When homeowners want to add value to their home come time to sell, they may wonder where to start ... and where to end.
Here are some renovations that add value, and some that are not a good investment, according to a few experts.
(This article gives information about how to finance a home reno.)
Renos that make sense
Adding a room or increasing living space is one renovation that adds value, says Manjinder Grewal, a real-estate broker with Homelife Liberty Realty Inc. in Mississauga.
Finished basements with separate entrances are a huge draw for buyers, as they can generate income for the home owner using space they don’t necessarily need, Mr. Grewal says.
“In many homes, the owner can even split the basement, keeping half or a portion for their own use and still have plenty of room for a separate unit.”
Home renovations that can accommodate large or extended family living are also popular in some parts, Mr. Grewal adds.
“Canada’s cultural diversity and aging population is driving a demand for homes that can accommodate parents, in-laws and siblings. Sometimes it’s a permanent arrangement and sometimes it’s a temporary situation where, for a time, young families may live together, pool their financial resources to buy a larger home together, support each other with childcare before eventually splitting as their families grow and their children need more space,” Mr. Grewal says.
“For new immigrants having that family support in the early years when they are getting settled is extremely helpful and many are looking for homes with two master suites or an in-law suite. A home renovation that would include these extras would sell well at market.”
Charlene Kalia, a real-estate agent with Chestnut Park Real Estate in Toronto, says basement renovations now include wine cellars, theatre rooms, and jazzed up laundry rooms, making them a more valuable area of the house.
Garages are another area of the home now getting more attention as a reno project than they used to, Ms. Kalia adds. But kitchens and bathrooms continue to be among the most popular of home renovation projects, she says.
“Updated kitchens and bathrooms absolutely remain the key renovations that help a home sell and increase the value of the home. The goal is to make the home appear turnkey, to give the buyer the feeling they can move right in.”
Those that don’t
Tina Smith, a real-estate agent with Re/Max Hallmark Realty Ltd. in Toronto, says that swimming pools and home-theatre rooms yield only 25 to 50 per cent on your investment, meaning you only get a quarter to a half back on what you spent.
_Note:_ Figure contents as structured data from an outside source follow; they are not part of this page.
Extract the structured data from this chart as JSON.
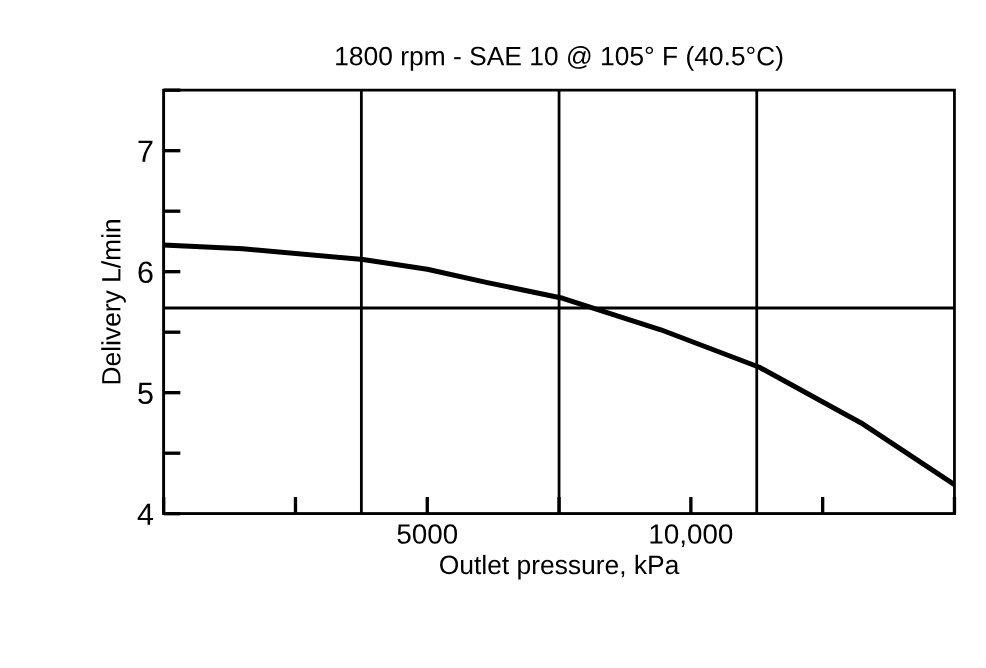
{
  "chart_data": {
    "type": "line",
    "title": "1800 rpm - SAE 10 @ 105° F (40.5°C)",
    "xlabel": "Outlet pressure, kPa",
    "ylabel": "Delivery L/min",
    "x": [
      0,
      1500,
      3780,
      5000,
      6140,
      7570,
      9430,
      11300,
      13230,
      15000
    ],
    "series": [
      {
        "color": "#000000",
        "values": [
          6.22,
          6.19,
          6.1,
          6.02,
          5.91,
          5.78,
          5.52,
          5.21,
          4.75,
          4.24
        ]
      }
    ],
    "xlim": [
      0,
      15000
    ],
    "ylim": [
      4,
      7.5
    ],
    "xticks": [
      {
        "value": 0,
        "label": null
      },
      {
        "value": 2500,
        "label": null
      },
      {
        "value": 5000,
        "label": "5000"
      },
      {
        "value": 7500,
        "label": null
      },
      {
        "value": 10000,
        "label": "10,000"
      },
      {
        "value": 12500,
        "label": null
      },
      {
        "value": 15000,
        "label": null
      }
    ],
    "yticks": [
      4,
      {
        "value": 4.5,
        "label": null
      },
      5,
      {
        "value": 5.5,
        "label": null
      },
      6,
      {
        "value": 6.5,
        "label": null
      },
      7,
      {
        "value": 7.5,
        "label": null
      }
    ],
    "ref_lines": [
      {
        "axis": "x",
        "value": 3750
      },
      {
        "axis": "x",
        "value": 7500
      },
      {
        "axis": "x",
        "value": 11250
      },
      {
        "axis": "y",
        "value": 5.7
      }
    ],
    "grid": false,
    "marker": "none",
    "line_style": "solid"
  }
}
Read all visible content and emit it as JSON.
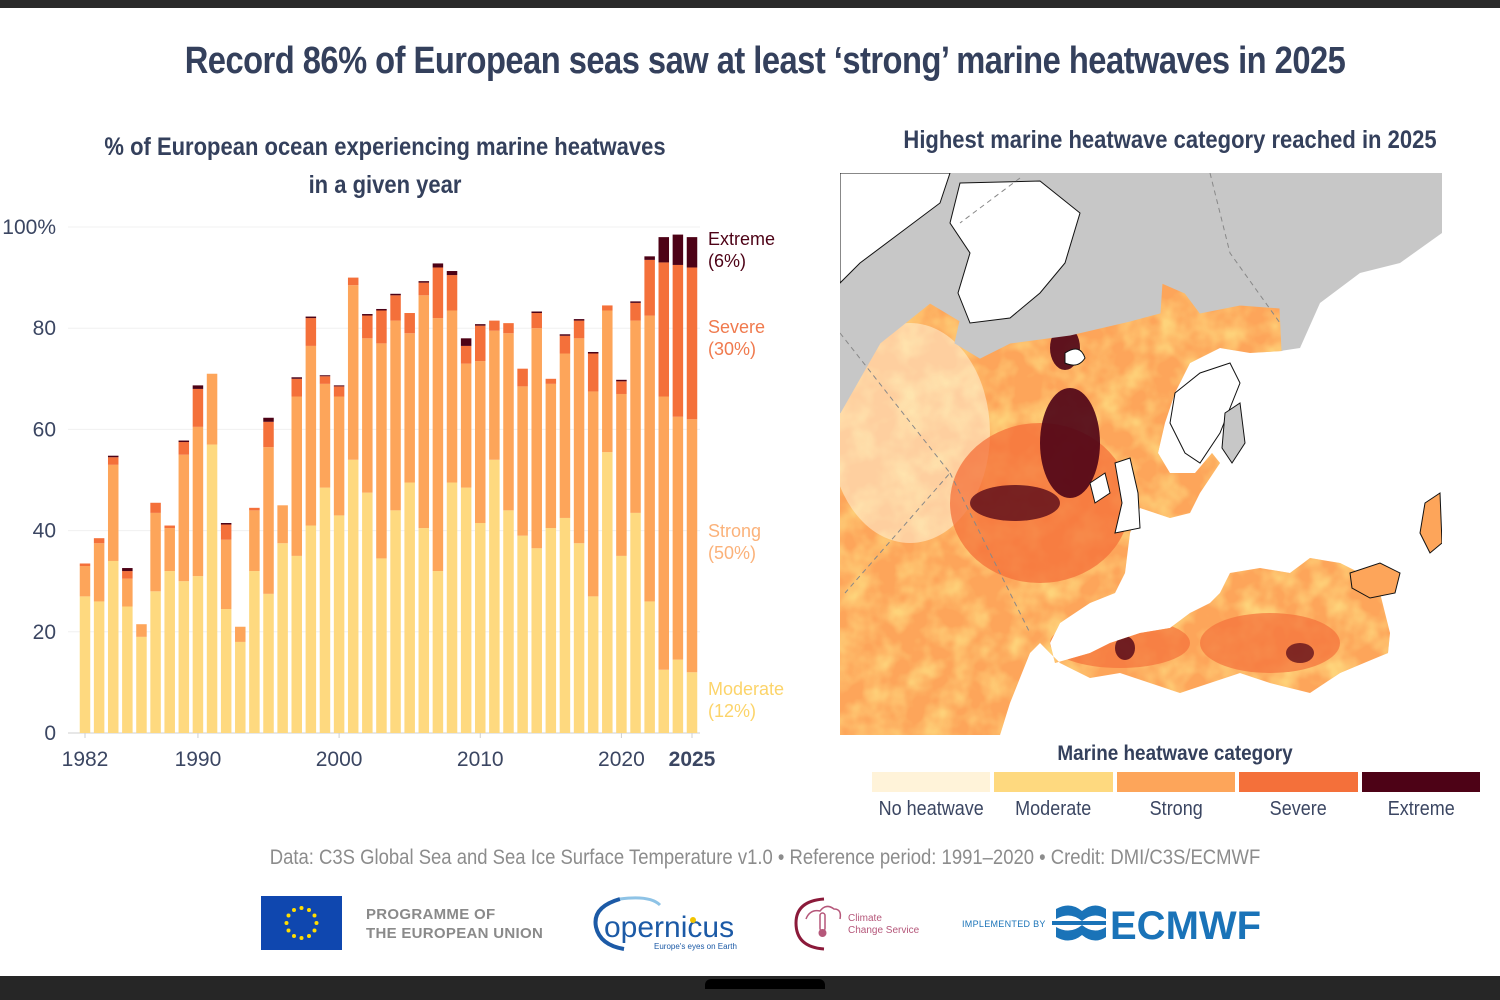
{
  "main_title": "Record 86% of European seas saw at least ‘strong’ marine heatwaves in 2025",
  "left_panel": {
    "title_line1": "% of European ocean experiencing marine heatwaves",
    "title_line2": "in a given year"
  },
  "right_panel": {
    "title": "Highest marine heatwave category reached in 2025",
    "legend_title": "Marine heatwave category",
    "legend": [
      {
        "label": "No heatwave",
        "color": "#fff3d9"
      },
      {
        "label": "Moderate",
        "color": "#fed97f"
      },
      {
        "label": "Strong",
        "color": "#fda55a"
      },
      {
        "label": "Severe",
        "color": "#f4703a"
      },
      {
        "label": "Extreme",
        "color": "#4d0216"
      }
    ]
  },
  "chart_data": {
    "type": "bar",
    "stacked": true,
    "title": "% of European ocean experiencing marine heatwaves in a given year",
    "xlabel": "",
    "ylabel": "",
    "ylim": [
      0,
      100
    ],
    "yticks": [
      0,
      20,
      40,
      60,
      80,
      100
    ],
    "ytick_labels": [
      "0",
      "20",
      "40",
      "60",
      "80",
      "100%"
    ],
    "xticks": [
      1982,
      1990,
      2000,
      2010,
      2020,
      2025
    ],
    "xtick_labels": [
      "1982",
      "1990",
      "2000",
      "2010",
      "2020",
      "2025"
    ],
    "grid": "horizontal",
    "x": [
      1982,
      1983,
      1984,
      1985,
      1986,
      1987,
      1988,
      1989,
      1990,
      1991,
      1992,
      1993,
      1994,
      1995,
      1996,
      1997,
      1998,
      1999,
      2000,
      2001,
      2002,
      2003,
      2004,
      2005,
      2006,
      2007,
      2008,
      2009,
      2010,
      2011,
      2012,
      2013,
      2014,
      2015,
      2016,
      2017,
      2018,
      2019,
      2020,
      2021,
      2022,
      2023,
      2024,
      2025
    ],
    "series": [
      {
        "name": "Moderate",
        "color": "#fed97f",
        "label_2025": "Moderate",
        "pct_2025": "(12%)",
        "values": [
          27,
          26,
          34,
          25,
          19,
          28,
          32,
          30,
          31,
          57,
          24.5,
          18,
          32,
          27.5,
          37.5,
          35,
          41,
          48.5,
          43,
          54,
          47.5,
          34.5,
          44,
          49.5,
          40.5,
          32,
          49.5,
          48.5,
          41.5,
          54,
          44,
          39,
          36.5,
          40.5,
          42.5,
          37.5,
          27,
          55.5,
          35,
          43.5,
          26,
          12.5,
          14.5,
          12
        ]
      },
      {
        "name": "Strong",
        "color": "#fda55a",
        "label_2025": "Strong",
        "pct_2025": "(50%)",
        "values": [
          6,
          11.5,
          19,
          5.5,
          2.5,
          15.5,
          8.5,
          25,
          29.5,
          14,
          13.7,
          3,
          12,
          29,
          7.5,
          31.5,
          35.5,
          20.5,
          23.5,
          34.5,
          30.5,
          42.5,
          37.5,
          29.5,
          46,
          50,
          34,
          24.5,
          32,
          25.5,
          35,
          29.5,
          43.5,
          28.5,
          32.5,
          40.5,
          40.5,
          28,
          32,
          38,
          56.5,
          54,
          48,
          50
        ]
      },
      {
        "name": "Severe",
        "color": "#f4703a",
        "label_2025": "Severe",
        "pct_2025": "(30%)",
        "values": [
          0.5,
          1,
          1.5,
          1.5,
          0,
          2,
          0.5,
          2.5,
          7.5,
          0,
          3,
          0,
          0.5,
          5,
          0,
          3.5,
          5.5,
          1.5,
          2,
          1.5,
          4.5,
          6.5,
          5,
          4,
          2.5,
          10,
          7,
          3.5,
          7,
          2,
          2,
          3.5,
          3,
          1,
          3.5,
          3.5,
          7.5,
          1,
          2.5,
          3.5,
          11,
          26.5,
          30,
          30
        ]
      },
      {
        "name": "Extreme",
        "color": "#4d0216",
        "label_2025": "Extreme",
        "pct_2025": "(6%)",
        "values": [
          0,
          0,
          0.3,
          0.6,
          0,
          0,
          0,
          0.3,
          0.7,
          0,
          0.3,
          0,
          0,
          0.8,
          0,
          0.3,
          0.3,
          0.2,
          0.2,
          0,
          0.3,
          0.3,
          0.3,
          0,
          0.3,
          0.8,
          0.8,
          1.5,
          0.3,
          0,
          0,
          0,
          0.3,
          0,
          0.3,
          0.3,
          0.3,
          0,
          0.3,
          0.3,
          0.7,
          5,
          6,
          6
        ]
      }
    ],
    "series_label_colors": {
      "Moderate": "#fcd46a",
      "Strong": "#fbb27a",
      "Severe": "#f07a4e",
      "Extreme": "#4d0216"
    },
    "legend": "right-end labels"
  },
  "footer": {
    "note": "Data: C3S Global Sea and Sea Ice Surface Temperature v1.0 • Reference period: 1991–2020 • Credit: DMI/C3S/ECMWF",
    "eu_line1": "PROGRAMME OF",
    "eu_line2": "THE EUROPEAN UNION",
    "copernicus_name": "opernicus",
    "copernicus_tagline": "Europe's eyes on Earth",
    "c3s_line1": "Climate",
    "c3s_line2": "Change Service",
    "implemented_by": "IMPLEMENTED BY",
    "ecmwf_name": "ECMWF"
  }
}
A central air conditioning installation varies widely, yielding from 25 to 75 per cent, while putting in a skylight represents a poor return on your investment, yielding zero to 25 per cent.
Ms. Smith advises putting money into tried-and-true items, such as hardwood flooring, stainless steel appliances and ceramic sinks with multifunction faucets, which remain popular with consumers.
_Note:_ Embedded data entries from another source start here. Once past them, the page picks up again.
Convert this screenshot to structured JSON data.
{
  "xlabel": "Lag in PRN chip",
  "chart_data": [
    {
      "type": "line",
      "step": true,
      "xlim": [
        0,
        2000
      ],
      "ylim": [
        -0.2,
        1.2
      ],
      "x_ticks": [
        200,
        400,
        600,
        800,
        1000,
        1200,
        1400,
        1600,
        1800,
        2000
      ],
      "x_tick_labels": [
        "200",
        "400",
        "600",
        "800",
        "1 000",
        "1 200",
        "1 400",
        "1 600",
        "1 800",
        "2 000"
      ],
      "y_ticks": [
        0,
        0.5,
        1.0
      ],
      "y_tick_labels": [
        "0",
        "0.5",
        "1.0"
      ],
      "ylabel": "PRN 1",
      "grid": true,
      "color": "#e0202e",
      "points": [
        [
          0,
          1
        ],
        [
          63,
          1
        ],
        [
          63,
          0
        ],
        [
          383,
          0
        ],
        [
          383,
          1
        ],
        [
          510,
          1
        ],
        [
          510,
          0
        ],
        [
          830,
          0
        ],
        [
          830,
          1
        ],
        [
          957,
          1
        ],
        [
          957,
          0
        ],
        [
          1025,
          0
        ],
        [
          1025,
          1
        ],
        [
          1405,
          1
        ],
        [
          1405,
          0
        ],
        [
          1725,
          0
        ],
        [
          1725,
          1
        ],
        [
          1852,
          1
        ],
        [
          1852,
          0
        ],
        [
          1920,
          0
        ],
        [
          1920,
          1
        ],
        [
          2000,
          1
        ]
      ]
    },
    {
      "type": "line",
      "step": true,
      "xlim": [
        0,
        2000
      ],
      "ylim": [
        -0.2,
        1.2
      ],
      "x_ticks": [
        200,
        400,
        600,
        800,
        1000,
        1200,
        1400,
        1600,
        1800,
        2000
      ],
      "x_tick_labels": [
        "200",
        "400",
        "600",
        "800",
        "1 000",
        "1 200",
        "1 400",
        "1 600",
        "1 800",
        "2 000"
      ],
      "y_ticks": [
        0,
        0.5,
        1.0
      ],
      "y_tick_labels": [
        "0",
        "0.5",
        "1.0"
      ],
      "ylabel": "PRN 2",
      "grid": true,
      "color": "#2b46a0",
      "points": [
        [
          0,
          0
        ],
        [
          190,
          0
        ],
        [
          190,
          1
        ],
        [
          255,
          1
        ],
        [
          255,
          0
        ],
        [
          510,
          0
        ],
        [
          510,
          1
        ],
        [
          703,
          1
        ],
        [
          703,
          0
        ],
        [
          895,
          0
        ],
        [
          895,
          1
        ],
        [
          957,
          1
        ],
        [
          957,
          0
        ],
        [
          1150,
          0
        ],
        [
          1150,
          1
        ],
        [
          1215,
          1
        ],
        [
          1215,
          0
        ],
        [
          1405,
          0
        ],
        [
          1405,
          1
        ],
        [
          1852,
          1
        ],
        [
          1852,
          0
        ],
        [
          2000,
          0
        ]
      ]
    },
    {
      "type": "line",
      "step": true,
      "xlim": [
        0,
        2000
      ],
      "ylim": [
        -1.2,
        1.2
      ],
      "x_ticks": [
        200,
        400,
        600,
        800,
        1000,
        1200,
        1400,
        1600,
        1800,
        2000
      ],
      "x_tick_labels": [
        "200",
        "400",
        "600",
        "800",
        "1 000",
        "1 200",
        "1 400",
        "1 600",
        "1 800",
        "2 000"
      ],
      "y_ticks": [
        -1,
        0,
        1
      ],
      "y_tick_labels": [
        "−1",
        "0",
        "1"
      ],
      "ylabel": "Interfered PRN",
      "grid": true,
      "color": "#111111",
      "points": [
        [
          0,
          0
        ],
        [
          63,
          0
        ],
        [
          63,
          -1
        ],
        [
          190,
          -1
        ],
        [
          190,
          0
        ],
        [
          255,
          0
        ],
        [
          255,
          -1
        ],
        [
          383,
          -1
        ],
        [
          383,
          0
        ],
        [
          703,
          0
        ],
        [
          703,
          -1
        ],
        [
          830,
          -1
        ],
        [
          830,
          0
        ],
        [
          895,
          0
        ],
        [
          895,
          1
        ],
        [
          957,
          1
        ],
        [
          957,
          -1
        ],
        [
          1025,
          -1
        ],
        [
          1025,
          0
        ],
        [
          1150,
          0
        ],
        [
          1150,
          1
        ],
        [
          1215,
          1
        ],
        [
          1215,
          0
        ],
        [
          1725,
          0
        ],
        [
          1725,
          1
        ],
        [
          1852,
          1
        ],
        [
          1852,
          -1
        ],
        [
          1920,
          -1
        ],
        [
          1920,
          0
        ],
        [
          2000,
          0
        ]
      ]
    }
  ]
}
And on the outside, landscaping can add between 7 and 15 per cent to a home’s value, with patios coming in at 12 per cent on average, says landscape design expert and HGTV host Carson Arthur, citing the results of industry studies in Canada and the United States.
Trees can have a strong impact on a home’s resale value, with an increase of up to 98 per cent, Mr. Arthur observes. A mature tree will often have an appraised value of between $1,000 and $10,000, adding even more value to your home.
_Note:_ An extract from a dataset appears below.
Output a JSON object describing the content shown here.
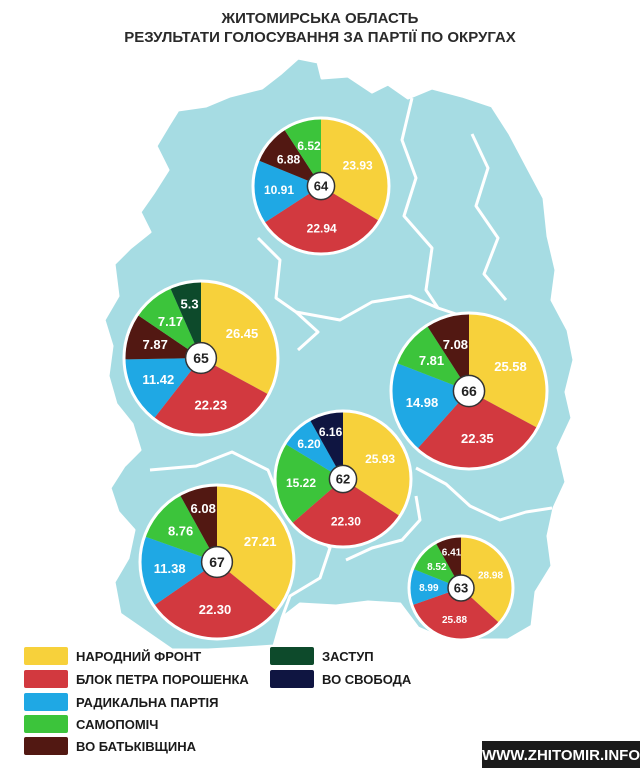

If financing a reno is out of the owner’s reach before selling, there are smaller solutions.
“More often than not, painting, decluttering and staging provides the greatest value vis-à-vis dollars invested,” says Arpad Komjathy, a certified financial planner and mortgage broker in Toronto.
“In the current hot real estate market this could increase the value of the property by 5 to 10 per cent by way of attracting more interested buyers. That is the safest bet when planning to sell the property,” Mr. Komjathy says.